For most type 2 diabetics, the advice doesn’t apply. If you don’t take insulin or any blood-glucose level lowering medication, you’re not going to suffer from hypos, where blood sugars dip too low. A low blood sugar is usually defined as below 4mmol (or 70mg/dl in the States). There are no problems following a low-carb diet and exercising.
What happens to you as a type 1 diabetic when you exercise?
Lower AND Raise
Exercise or activity can lower your blood sugar levels. It can also raise them too, just to make life extra complicated. Many people find that intense exercise, such as high-intensity interval training, will temporarily increase blood sugar levels. But the same thing can happen with any activity that makes you huff and puff—a perceived exertion level of hard (15-17 out of 20 on the Borg Scale).
What happens to blood glucose levels also depends on how long you exercise for. Shorter periods of exercise and activity (less than 45 minutes) will not have as much effect as an activity that lasts longer than an hour. Timing is also crucial. When I want to go on a long walk (90 minutes), I usually schedule it for the morning or just after lunch. If I do this, I’m less likely to experience low blood sugars. In the morning, my body is fighting the cortisol spike that raises blood sugar levels. If I go for a walk right after lunch, I don’t take any insulin with my low-carb meal. A long walk will have the same effect as insulin. This might not work if I ate a high-carb meal.
I’m more likely to experience low blood sugars if I exercise in the early evening when my insulin sensitivity is greater anyway.
Basal Rate Reductions
If you know you are going to exercise or be more active than usual, you can lower your basal rate to compensate. With a pump, you can also put on a temporary basal rate reduction an hour or so before you start, keep that on during exercise and for an hour or so afterwards. Or you can switch to a different basal programme for the day.

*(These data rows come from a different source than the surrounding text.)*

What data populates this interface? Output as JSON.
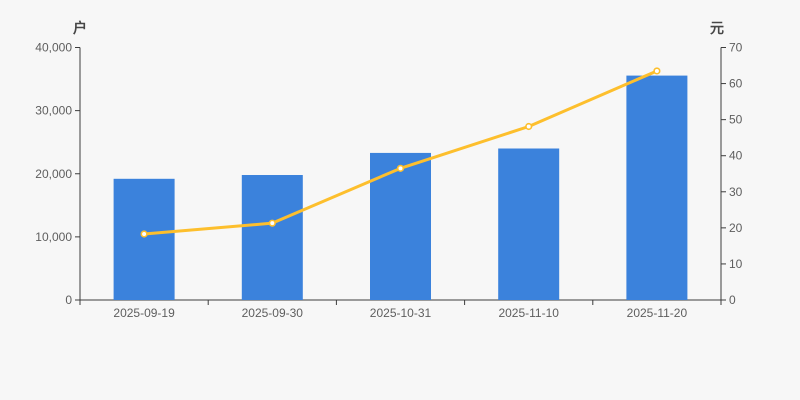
{
  "chart_data": {
    "type": "bar+line",
    "categories": [
      "2025-09-19",
      "2025-09-30",
      "2025-10-31",
      "2025-11-10",
      "2025-11-20"
    ],
    "series": [
      {
        "id": "bar-series",
        "type": "bar",
        "axis": "left",
        "unit": "户",
        "values": [
          19200,
          19800,
          23300,
          24000,
          35550
        ],
        "color": "#3b82dc"
      },
      {
        "id": "line-series",
        "type": "line",
        "axis": "right",
        "unit": "元",
        "values": [
          18.3,
          21.3,
          36.5,
          48.1,
          63.5
        ],
        "color": "#fdbf2d",
        "marker_fill": "#ffffff"
      }
    ],
    "title": "",
    "xlabel": "",
    "left_axis": {
      "label": "户",
      "min": 0,
      "max": 40000,
      "tick_step": 10000,
      "tick_labels": [
        "0",
        "10,000",
        "20,000",
        "30,000",
        "40,000"
      ]
    },
    "right_axis": {
      "label": "元",
      "min": 0,
      "max": 70,
      "tick_step": 10,
      "tick_labels": [
        "0",
        "10",
        "20",
        "30",
        "40",
        "50",
        "60",
        "70"
      ]
    },
    "grid": false,
    "legend": "none",
    "colors": {
      "background": "#f7f7f7",
      "axis_line": "#3c3c3c",
      "tick_text": "#5e5e5e",
      "bar": "#3b82dc",
      "line": "#fdbf2d"
    }
  }
}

You will also need to keep an eye on blood sugar levels over the next 24 hours. High-intensity interval training, for example, can lead to a temporary increase, but then a drop in blood sugar levels the next day.
One final point is adaptability. When we first try out a new exercise or activity, it often feels really hard. If you keep it up for a few weeks, what felt difficult soon becomes okay as your body become more efficient. So, a 30-minute spin class, for example, that might have given you a dramatic blood sugar level drop the first time you did it, has minimal effects five weeks later.
There are so many variables to type 1 diabetes, blanket statements such as “you can’t exercise and eat low-carb” do not apply to everyone. It’s challenging, yes, but if you know your body, you’ll know what exercise and activity you can do, when you can do it and how much to do if you want to avoid hypos. Like everything else, personal experience and logging what happens to you during exercise will help.
*The usual disclaimer applies. My opinions don’t constitute advice for other people. If you want to exercise and follow a low-carb diet, you will need to experiment to find out what works for you. If you go to classes or use a gym, make sure the instructors are aware that you have type 1 diabetes and always carry your testing equipment and fast-acting carbs, such as jelly babies, with you.